Salmonella Dub were back with Heal Me. While they missed Tiki Taane, their partnership with the NZSO was a wonderful blend of indigenous beats and luscious harmonies.

Speaking of Tiki Tane, he went solo. Past, present, future is not a great album, but it holds promise of musical creativity worth nourishing.

Another album from Little Bushmen is well worth a listen. Pendulum feels like a lot more of unified narrative that the Onus of Sand. Experimental and thoughtful.

SJD was back and I’m glad. Songs for a dictaphone is much more mainstream in sound than his earlier work. But it works, presenting a much more cohesive and accessible sound.

But my top album award goes to Into the Dojo, by the Blackseeds. Great beats. Laidback. Superb.

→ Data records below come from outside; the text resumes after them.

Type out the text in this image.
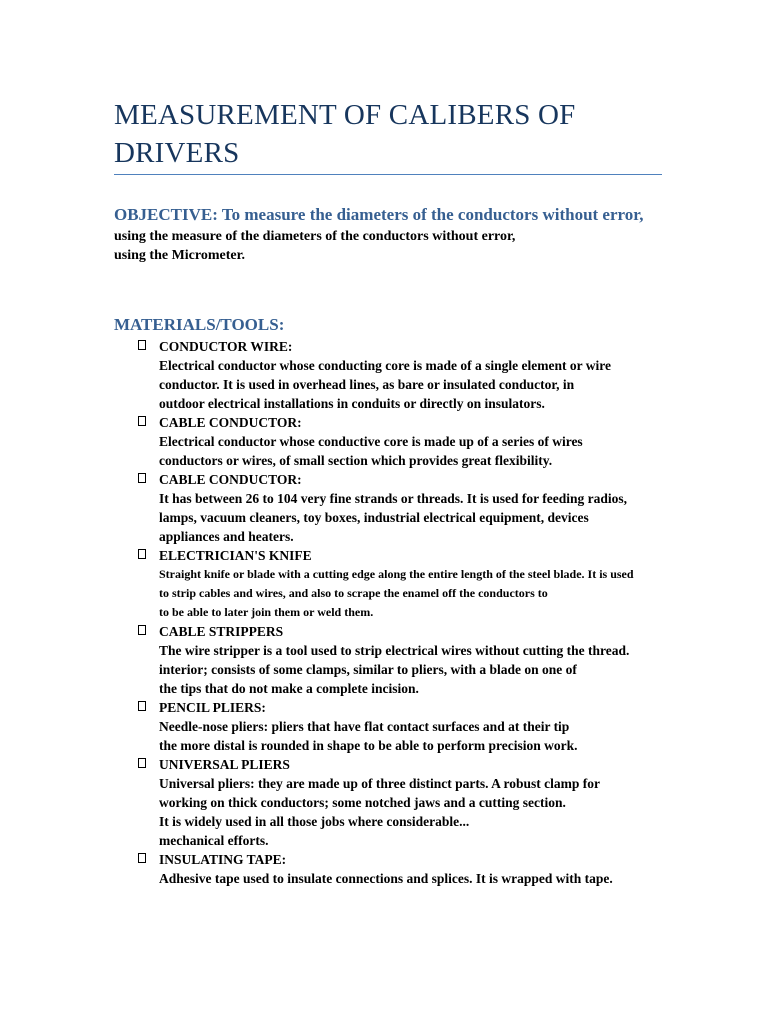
MEASUREMENT OF CALIBERS OF DRIVERS
OBJECTIVE: To measure the diameters of the conductors without error,
using the measure of the diameters of the conductors without error,
using the Micrometer.
MATERIALS/TOOLS:
CONDUCTOR WIRE:
Electrical conductor whose conducting core is made of a single element or wire
conductor. It is used in overhead lines, as bare or insulated conductor, in
outdoor electrical installations in conduits or directly on insulators.
CABLE CONDUCTOR:
Electrical conductor whose conductive core is made up of a series of wires
conductors or wires, of small section which provides great flexibility.
CABLE CONDUCTOR:
It has between 26 to 104 very fine strands or threads. It is used for feeding radios,
lamps, vacuum cleaners, toy boxes, industrial electrical equipment, devices
appliances and heaters.
ELECTRICIAN'S KNIFE
Straight knife or blade with a cutting edge along the entire length of the steel blade. It is used
to strip cables and wires, and also to scrape the enamel off the conductors to
to be able to later join them or weld them.
CABLE STRIPPERS
The wire stripper is a tool used to strip electrical wires without cutting the thread.
interior; consists of some clamps, similar to pliers, with a blade on one of
the tips that do not make a complete incision.
PENCIL PLIERS:
Needle-nose pliers: pliers that have flat contact surfaces and at their tip
the more distal is rounded in shape to be able to perform precision work.
UNIVERSAL PLIERS
Universal pliers: they are made up of three distinct parts. A robust clamp for
working on thick conductors; some notched jaws and a cutting section.
It is widely used in all those jobs where considerable...
mechanical efforts.
INSULATING TAPE:
Adhesive tape used to insulate connections and splices. It is wrapped with tape.
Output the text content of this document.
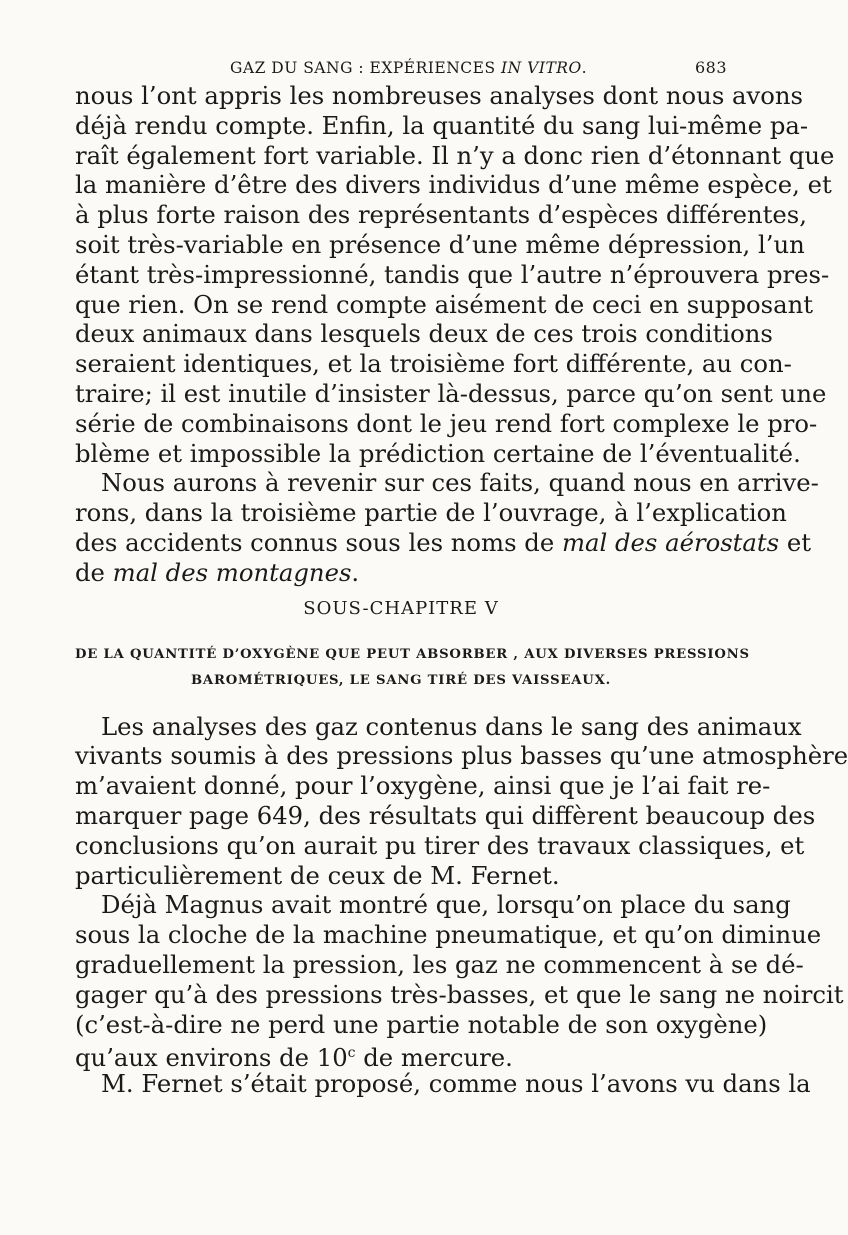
GAZ DU SANG : EXPÉRIENCES IN VITRO.	683
nous l’ont appris les nombreuses analyses dont nous avons
déjà rendu compte. Enfin, la quantité du sang lui-même pa-
raît également fort variable. Il n’y a donc rien d’étonnant que
la manière d’être des divers individus d’une même espèce, et
à plus forte raison des représentants d’espèces différentes,
soit très-variable en présence d’une même dépression, l’un
étant très-impressionné, tandis que l’autre n’éprouvera pres-
que rien. On se rend compte aisément de ceci en supposant
deux animaux dans lesquels deux de ces trois conditions
seraient identiques, et la troisième fort différente, au con-
traire; il est inutile d’insister là-dessus, parce qu’on sent une
série de combinaisons dont le jeu rend fort complexe le pro-
blème et impossible la prédiction certaine de l’éventualité.
Nous aurons à revenir sur ces faits, quand nous en arrive-
rons, dans la troisième partie de l’ouvrage, à l’explication
des accidents connus sous les noms de mal des aérostats et
de mal des montagnes.
SOUS-CHAPITRE V
DE LA QUANTITÉ D’OXYGÈNE QUE PEUT ABSORBER , AUX DIVERSES PRESSIONS
BAROMÉTRIQUES, LE SANG TIRÉ DES VAISSEAUX.
Les analyses des gaz contenus dans le sang des animaux
vivants soumis à des pressions plus basses qu’une atmosphère
m’avaient donné, pour l’oxygène, ainsi que je l’ai fait re-
marquer page 649, des résultats qui diffèrent beaucoup des
conclusions qu’on aurait pu tirer des travaux classiques, et
particulièrement de ceux de M. Fernet.
Déjà Magnus avait montré que, lorsqu’on place du sang
sous la cloche de la machine pneumatique, et qu’on diminue
graduellement la pression, les gaz ne commencent à se dé-
gager qu’à des pressions très-basses, et que le sang ne noircit
(c’est-à-dire ne perd une partie notable de son oxygène)
qu’aux environs de 10$^c$ de mercure.
M. Fernet s’était proposé, comme nous l’avons vu dans la
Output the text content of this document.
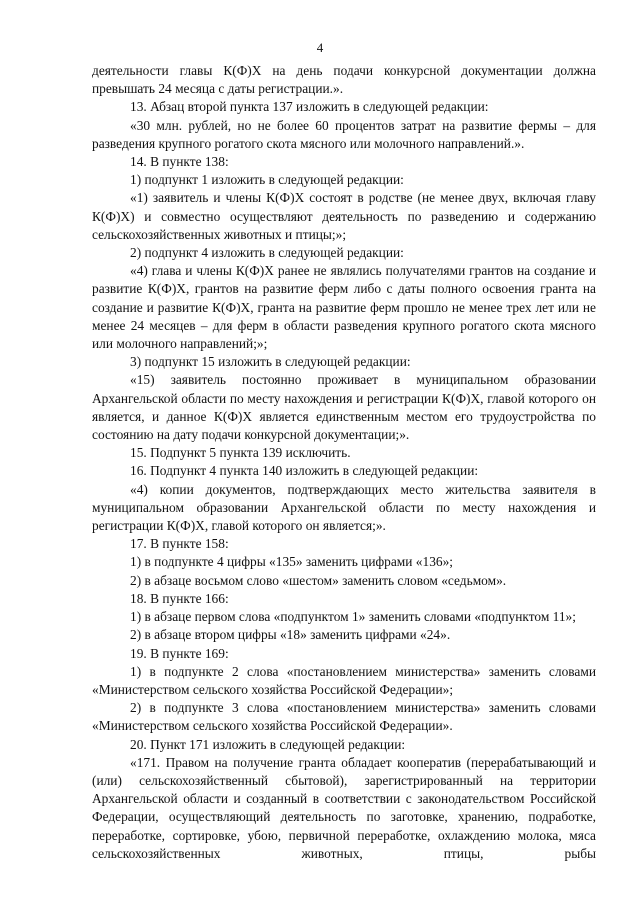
4

деятельности главы К(Ф)Х на день подачи конкурсной документации должна превышать 24 месяца с даты регистрации.».

13. Абзац второй пункта 137 изложить в следующей редакции:

«30 млн. рублей, но не более 60 процентов затрат на развитие фермы – для разведения крупного рогатого скота мясного или молочного направлений.».

14. В пункте 138:

1) подпункт 1 изложить в следующей редакции:

«1) заявитель и члены К(Ф)Х состоят в родстве (не менее двух, включая главу К(Ф)Х) и совместно осуществляют деятельность по разведению и содержанию сельскохозяйственных животных и птицы;»;

2) подпункт 4 изложить в следующей редакции:

«4) глава и члены К(Ф)Х ранее не являлись получателями грантов на создание и развитие К(Ф)Х, грантов на развитие ферм либо с даты полного освоения гранта на создание и развитие К(Ф)Х, гранта на развитие ферм прошло не менее трех лет или не менее 24 месяцев – для ферм в области разведения крупного рогатого скота мясного или молочного направлений;»;

3) подпункт 15 изложить в следующей редакции:

«15) заявитель постоянно проживает в муниципальном образовании Архангельской области по месту нахождения и регистрации К(Ф)Х, главой которого он является, и данное К(Ф)Х является единственным местом его трудоустройства по состоянию на дату подачи конкурсной документации;».

15. Подпункт 5 пункта 139 исключить.

16. Подпункт 4 пункта 140 изложить в следующей редакции:

«4) копии документов, подтверждающих место жительства заявителя в муниципальном образовании Архангельской области по месту нахождения и регистрации К(Ф)Х, главой которого он является;».

17. В пункте 158:

1) в подпункте 4 цифры «135» заменить цифрами «136»;

2) в абзаце восьмом слово «шестом» заменить словом «седьмом».

18. В пункте 166:

1) в абзаце первом слова «подпунктом 1» заменить словами «подпунктом 11»;

2) в абзаце втором цифры «18» заменить цифрами «24».

19. В пункте 169:

1) в подпункте 2 слова «постановлением министерства» заменить словами «Министерством сельского хозяйства Российской Федерации»;

2) в подпункте 3 слова «постановлением министерства» заменить словами «Министерством сельского хозяйства Российской Федерации».

20. Пункт 171 изложить в следующей редакции:

«171. Правом на получение гранта обладает кооператив (перерабатывающий и (или) сельскохозяйственный сбытовой), зарегистрированный на территории Архангельской области и созданный в соответствии с законодательством Российской Федерации, осуществляющий деятельность по заготовке, хранению, подработке, переработке, сортировке, убою, первичной переработке, охлаждению молока, мяса сельскохозяйственных животных, птицы, рыбы
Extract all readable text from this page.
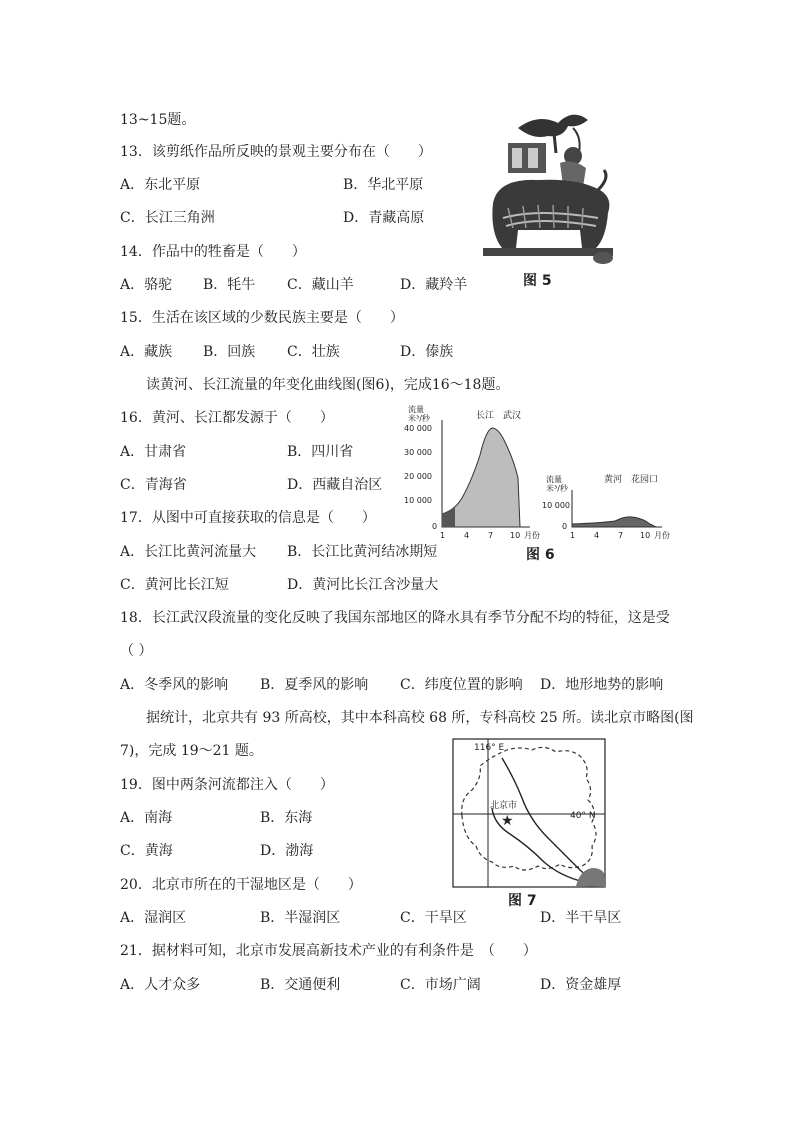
13~15题。
13．该剪纸作品所反映的景观主要分布在（　　）
A．东北平原	B．华北平原
C．长江三角洲	D．青藏高原
14．作品中的牲畜是（　　）
A．骆驼 B．牦牛 C．藏山羊	D．藏羚羊
15．生活在该区域的少数民族主要是（　　）
A．藏族 B．回族 C．壮族	D．傣族
读黄河、长江流量的年变化曲线图(图6)，完成16～18题。
16．黄河、长江都发源于（　　）
A．甘肃省	B．四川省
C．青海省	D．西藏自治区
17．从图中可直接获取的信息是（　　）
A．长江比黄河流量大 B．长江比黄河结冰期短
C．黄河比长江短	D．黄河比长江含沙量大
18．长江武汉段流量的变化反映了我国东部地区的降水具有季节分配不均的特征，这是受
（ ）
A．冬季风的影响 B．夏季风的影响 C．纬度位置的影响 D．地形地势的影响
据统计，北京共有 93 所高校，其中本科高校 68 所，专科高校 25 所。读北京市略图(图
7)，完成 19～21 题。
19．图中两条河流都注入（　　）
A．南海	B．东海
C．黄海	D．渤海
20．北京市所在的干湿地区是（　　）
A．湿润区	B．半湿润区	C．干旱区	D．半干旱区
21．据材料可知，北京市发展高新技术产业的有利条件是　（　　）
A．人才众多	B．交通便利	C．市场广阔	D．资金雄厚
图 5
流量
米³/秒	长江　武汉
40 000
30 000
20 000
10 000
0
1 4 7 10 月份
流量
米³/秒
黄河　花园口
10 000
0
1 4 7 10 月份
图 6
116° E
40° N
★
北京市
图 7
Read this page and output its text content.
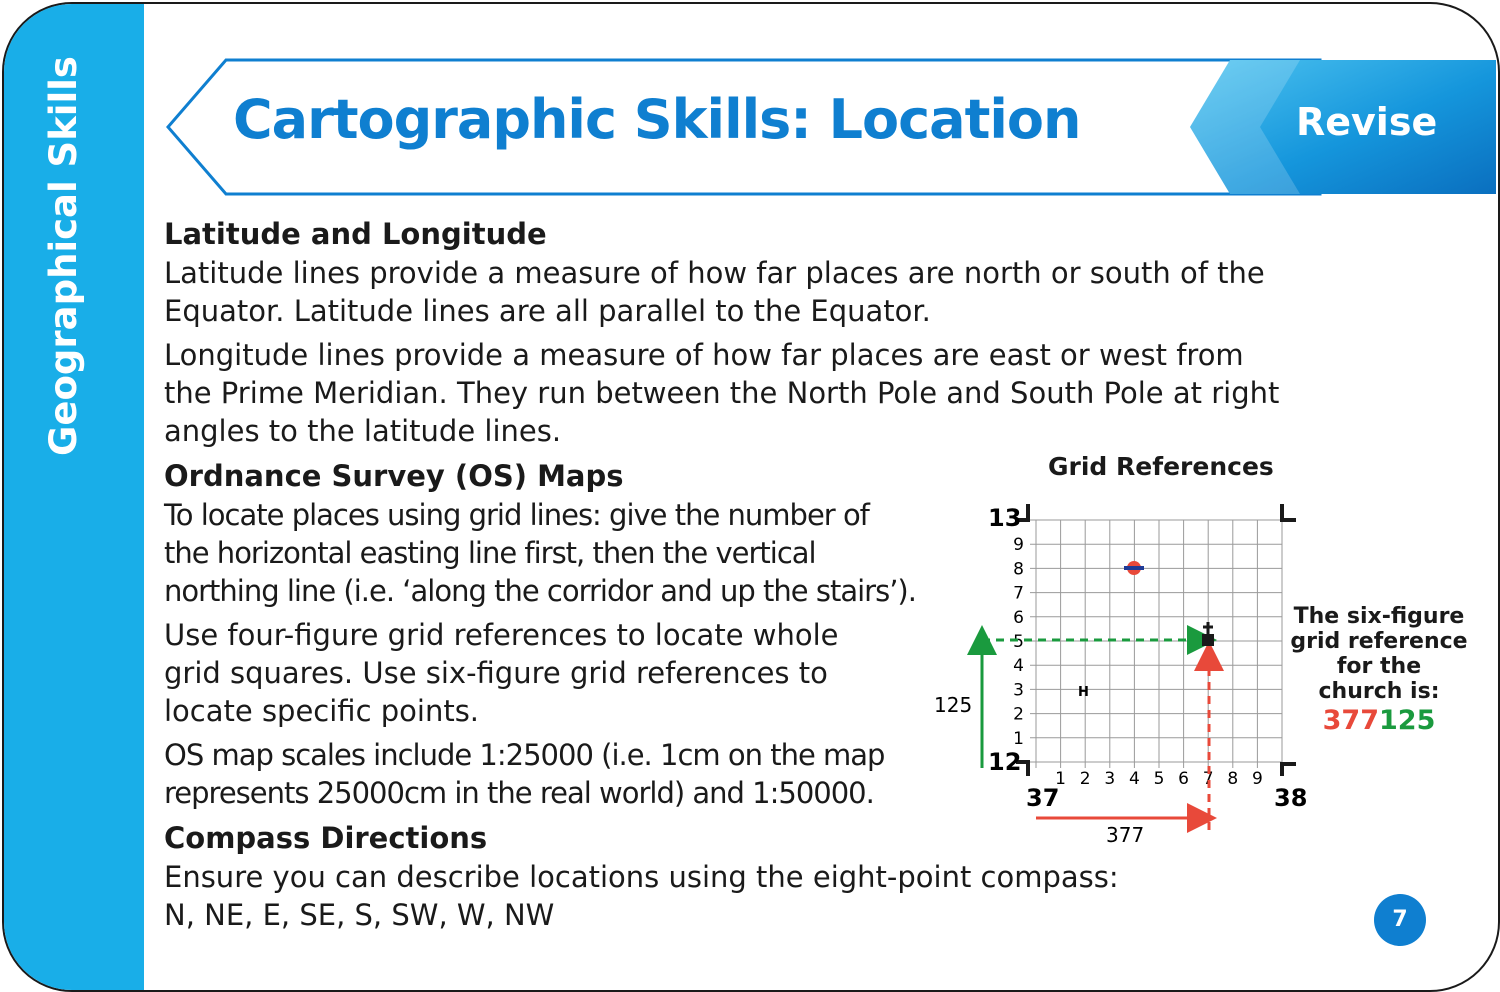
Geographical Skills	Cartographic Skills: Location	Revise

Latitude and Longitude

Latitude lines provide a measure of how far places are north or south of the
Equator. Latitude lines are all parallel to the Equator.

Longitude lines provide a measure of how far places are east or west from
the Prime Meridian. They run between the North Pole and South Pole at right
angles to the latitude lines.

Ordnance Survey (OS) Maps

To locate places using grid lines: give the number of
the horizontal easting line first, then the vertical
northing line (i.e. ‘along the corridor and up the stairs’).

Use four-figure grid references to locate whole
grid squares. Use six-figure grid references to
locate specific points.

OS map scales include 1:25000 (i.e. 1cm on the map
represents 25000cm in the real world) and 1:50000.

Compass Directions

Ensure you can describe locations using the eight-point compass:
N, NE, E, SE, S, SW, W, NW

Grid References
1
2
3
4
5
6
7
8
9
1 2 3 4 5 6 7 8 9
13
12
37	38
125
377
H
The six-figure
grid reference
for the
church is:
377125
7
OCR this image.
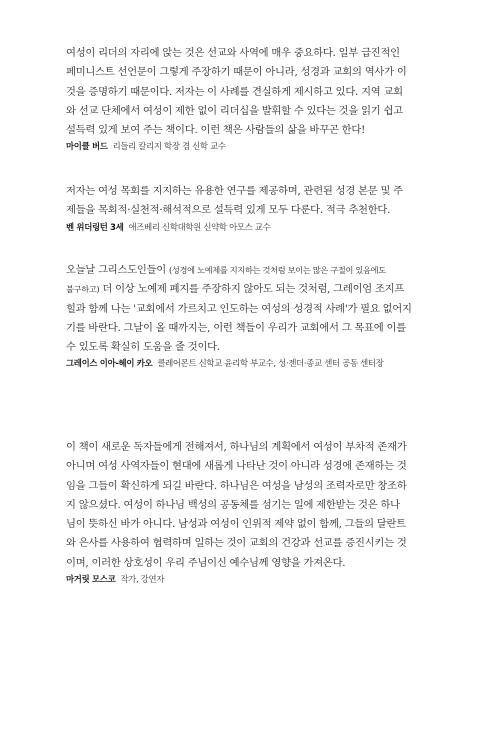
여성이 리더의 자리에 앉는 것은 선교와 사역에 매우 중요하다. 일부 급진적인
페미니스트 선언문이 그렇게 주장하기 때문이 아니라, 성경과 교회의 역사가 이
것을 증명하기 때문이다. 저자는 이 사례를 견실하게 제시하고 있다. 지역 교회
와 선교 단체에서 여성이 제한 없이 리더십을 발휘할 수 있다는 것을 읽기 쉽고
설득력 있게 보여 주는 책이다. 이런 책은 사람들의 삶을 바꾸곤 한다!

마이클 버드 리들리 칼리지 학장 겸 신학 교수

저자는 여성 목회를 지지하는 유용한 연구를 제공하며, 관련된 성경 본문 및 주
제들을 목회적·실천적·해석적으로 설득력 있게 모두 다룬다. 적극 추천한다.

벤 위더링턴 3세 애즈베리 신학대학원 신약학 아모스 교수

오늘날 그리스도인들이 (성경에 노예제를 지지하는 것처럼 보이는 많은 구절이 있음에도
불구하고) 더 이상 노예제 폐지를 주장하지 않아도 되는 것처럼, 그레이엄 조지프
힐과 함께 나는 '교회에서 가르치고 인도하는 여성의 성경적 사례'가 필요 없어지
기를 바란다. 그날이 올 때까지는, 이런 책들이 우리가 교회에서 그 목표에 이를
수 있도록 확실히 도움을 줄 것이다.

그레이스 이아-헤이 카오 클레어몬트 신학교 윤리학 부교수, 성·젠더·종교 센터 공동 센터장

이 책이 새로운 독자들에게 전해져서, 하나님의 계획에서 여성이 부차적 존재가
아니며 여성 사역자들이 현대에 새롭게 나타난 것이 아니라 성경에 존재하는 것
임을 그들이 확신하게 되길 바란다. 하나님은 여성을 남성의 조력자로만 창조하
지 않으셨다. 여성이 하나님 백성의 공동체를 섬기는 일에 제한받는 것은 하나
님이 뜻하신 바가 아니다. 남성과 여성이 인위적 제약 없이 함께, 그들의 달란트
와 은사를 사용하여 협력하며 일하는 것이 교회의 건강과 선교를 증진시키는 것
이며, 이러한 상호성이 우리 주님이신 예수님께 영향을 가져온다.

마거릿 모스코 작가, 강연자
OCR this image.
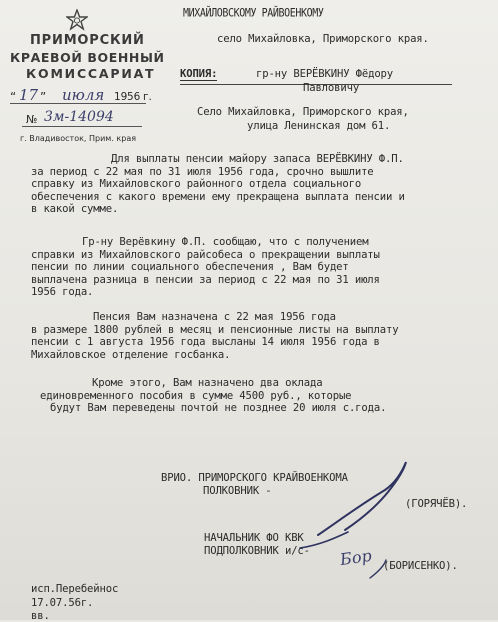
ПРИМОРСКИЙ
КРАЕВОЙ ВОЕННЫЙ
КОМИССАРИАТ
“ 17 ” июля 19 56 г.
№ 3м-14094
г. Владивосток, Прим. края
МИХАЙЛОВСКОМУ РАЙВОЕНКОМУ
село Михайловка, Приморского края.
КОПИЯ:	гр-ну ВЕРЁВКИНУ Фёдору
Павловичу
Село Михайловка, Приморского края,
улица Ленинская дом 61.
Для выплаты пенсии майору запаса ВЕРЁВКИНУ Ф.П.
за период с 22 мая по 31 июля 1956 года, срочно вышлите
справку из Михайловского районного отдела социального
обеспечения с какого времени ему прекращена выплата пенсии и
в какой сумме.
Гр-ну Верёвкину Ф.П. сообщаю, что с получением
справки из Михайловского райсобеса о прекращении выплаты
пенсии по линии социального обеспечения , Вам будет
выплачена разница в пенсии за период с 22 мая по 31 июля
1956 года.
Пенсия Вам назначена с 22 мая 1956 года
в размере 1800 рублей в месяц и пенсионные листы на выплату
пенсии с 1 августа 1956 года высланы 14 июля 1956 года в
Михайловское отделение госбанка.
Кроме этого, Вам назначено два оклада
единовременного пособия в сумме 4500 руб., которые
будут Вам переведены почтой не позднее 20 июля с.года.
ВРИО. ПРИМОРСКОГО КРАЙВОЕНКОМА
ПОЛКОВНИК -
(ГОРЯЧЁВ).
НАЧАЛЬНИК ФО КВК
ПОДПОЛКОВНИК и/с-
(БОРИСЕНКО).
Бор
исп.Перебейнос
17.07.56г.
вв.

In the year ahead, I’m hanging out for the partnership between Richard Nunns and Paddy Free, and that mix of beats and indigenous Maori instruments. This is a definite creative stream in New Zealand at the moment. It has led to me trialing an innovation in our Sunday morning service, whereby we start with a brief recorded karanga, or musical call, using snippets of indigenous Maori instruments, followed by a prayer, acknowledging our sense of place and those who have gone before. Still waiting for feedback, but for me, it deeply connects me with God here and new in Aotearoa New Zealand.

What about you? What has been your musical highlights of the last year, and how has that enriched your connection with God?